Peut-être que « digital » l’emportera dans les emplois adjectivaux en même temps que triomphera « numérique » dans les emplois substantivés, i.e quand on dit « le numérique ».
(Notez que jusqu’à présent, je n’ai jamais lu ou entendu dire « le digital » dans ce sens, même si ça existe peut-être aussi).
Bref, nul ne sait de quoi demain sera fait et surtout pas moi.

Vous maîtrisez la langue anglaise, outre-manche se pose-t-on aussi ce genre de questions, ou ce genre de querelles linguistiques sont-elles purement françaises ?

AM : A dire vrai, je n’ai pas assisté à de tels débats idéologiques en Angleterre. Dans le monde des agences et des marques, la langue anglaise utilisée est avant tout pragmatique, fonctionnelle et assez peu nuancée.
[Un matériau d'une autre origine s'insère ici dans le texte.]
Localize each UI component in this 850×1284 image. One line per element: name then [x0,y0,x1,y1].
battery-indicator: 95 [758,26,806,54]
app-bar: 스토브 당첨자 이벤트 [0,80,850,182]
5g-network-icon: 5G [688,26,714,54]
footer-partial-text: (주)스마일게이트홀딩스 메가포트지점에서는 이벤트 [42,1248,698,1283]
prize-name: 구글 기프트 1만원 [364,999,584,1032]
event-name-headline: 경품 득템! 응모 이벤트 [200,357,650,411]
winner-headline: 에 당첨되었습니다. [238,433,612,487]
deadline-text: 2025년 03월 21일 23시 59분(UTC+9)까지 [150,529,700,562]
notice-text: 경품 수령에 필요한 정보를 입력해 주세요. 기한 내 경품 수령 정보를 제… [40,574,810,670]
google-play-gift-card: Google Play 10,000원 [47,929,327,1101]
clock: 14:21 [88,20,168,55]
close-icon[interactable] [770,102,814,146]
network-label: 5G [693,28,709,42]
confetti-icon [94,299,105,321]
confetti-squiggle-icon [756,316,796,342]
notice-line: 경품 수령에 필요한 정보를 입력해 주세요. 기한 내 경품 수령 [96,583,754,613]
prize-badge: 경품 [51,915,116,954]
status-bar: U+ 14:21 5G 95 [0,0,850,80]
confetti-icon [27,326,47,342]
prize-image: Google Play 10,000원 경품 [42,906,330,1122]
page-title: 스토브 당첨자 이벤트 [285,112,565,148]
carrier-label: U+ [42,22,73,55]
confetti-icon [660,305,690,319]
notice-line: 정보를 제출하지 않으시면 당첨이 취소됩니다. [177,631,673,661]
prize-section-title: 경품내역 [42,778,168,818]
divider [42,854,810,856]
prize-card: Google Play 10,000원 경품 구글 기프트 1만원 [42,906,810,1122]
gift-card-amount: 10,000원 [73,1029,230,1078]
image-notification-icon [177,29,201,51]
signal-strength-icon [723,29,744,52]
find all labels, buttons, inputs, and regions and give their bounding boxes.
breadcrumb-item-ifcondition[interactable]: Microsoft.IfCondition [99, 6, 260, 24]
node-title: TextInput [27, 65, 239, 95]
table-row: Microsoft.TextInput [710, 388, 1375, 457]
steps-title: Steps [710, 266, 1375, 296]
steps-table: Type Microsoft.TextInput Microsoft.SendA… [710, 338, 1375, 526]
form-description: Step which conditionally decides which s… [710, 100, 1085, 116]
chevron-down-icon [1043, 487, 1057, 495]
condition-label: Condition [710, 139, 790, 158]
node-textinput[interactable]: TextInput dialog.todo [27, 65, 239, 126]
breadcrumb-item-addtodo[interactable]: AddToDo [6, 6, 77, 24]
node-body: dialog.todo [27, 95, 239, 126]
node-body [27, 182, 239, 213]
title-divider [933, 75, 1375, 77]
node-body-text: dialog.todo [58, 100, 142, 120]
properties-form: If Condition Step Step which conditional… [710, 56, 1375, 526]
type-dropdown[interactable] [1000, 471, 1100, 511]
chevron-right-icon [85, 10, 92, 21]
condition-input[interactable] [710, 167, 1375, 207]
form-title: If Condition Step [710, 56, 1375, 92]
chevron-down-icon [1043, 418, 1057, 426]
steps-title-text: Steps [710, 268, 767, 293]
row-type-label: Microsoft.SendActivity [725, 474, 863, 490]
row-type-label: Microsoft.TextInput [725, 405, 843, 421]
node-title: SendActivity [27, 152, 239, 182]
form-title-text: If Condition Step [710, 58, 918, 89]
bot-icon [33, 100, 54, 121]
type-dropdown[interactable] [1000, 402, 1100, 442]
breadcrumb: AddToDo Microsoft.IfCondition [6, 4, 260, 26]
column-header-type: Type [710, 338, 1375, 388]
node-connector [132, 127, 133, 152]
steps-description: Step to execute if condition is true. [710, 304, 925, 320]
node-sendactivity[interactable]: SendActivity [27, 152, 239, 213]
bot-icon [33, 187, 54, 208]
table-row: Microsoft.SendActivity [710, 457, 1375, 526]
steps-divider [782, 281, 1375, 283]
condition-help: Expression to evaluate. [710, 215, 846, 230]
J’ai identifié deux règles :
1. Le plus simple est souvent jugé comme le plus efficace.
2. Si c’est fun en plus d’être efficace, c’est plus pertinent. En revanche, dans le monde réel, d’une ville à l’autre, d’un pub à l’autre, entre amis ou chez les gens, la variation linguistique est bien plus marquée et étonnante que dans le monde du travail anglais et sans comparaison avec la France : la langue parlée révèle alors des nuances, des accents, des origines excessivement riches. Vous parlez l’anglais de votre ville et de votre milieu, avec un lexique sensiblement différent. La langue est ancrage.
Et dernier point si ressourçant, c’est ce que l’on appelle l’ordinariness, la langue quotidienne faite d’humour, d’ironie, de cynisme, de référence, de nuances, de subtilité. Le culte du quotidien et du banal (sans aucune péjoration) est une culture fascinante, tellement plus subtile que les gros sabots de l’Académie Française.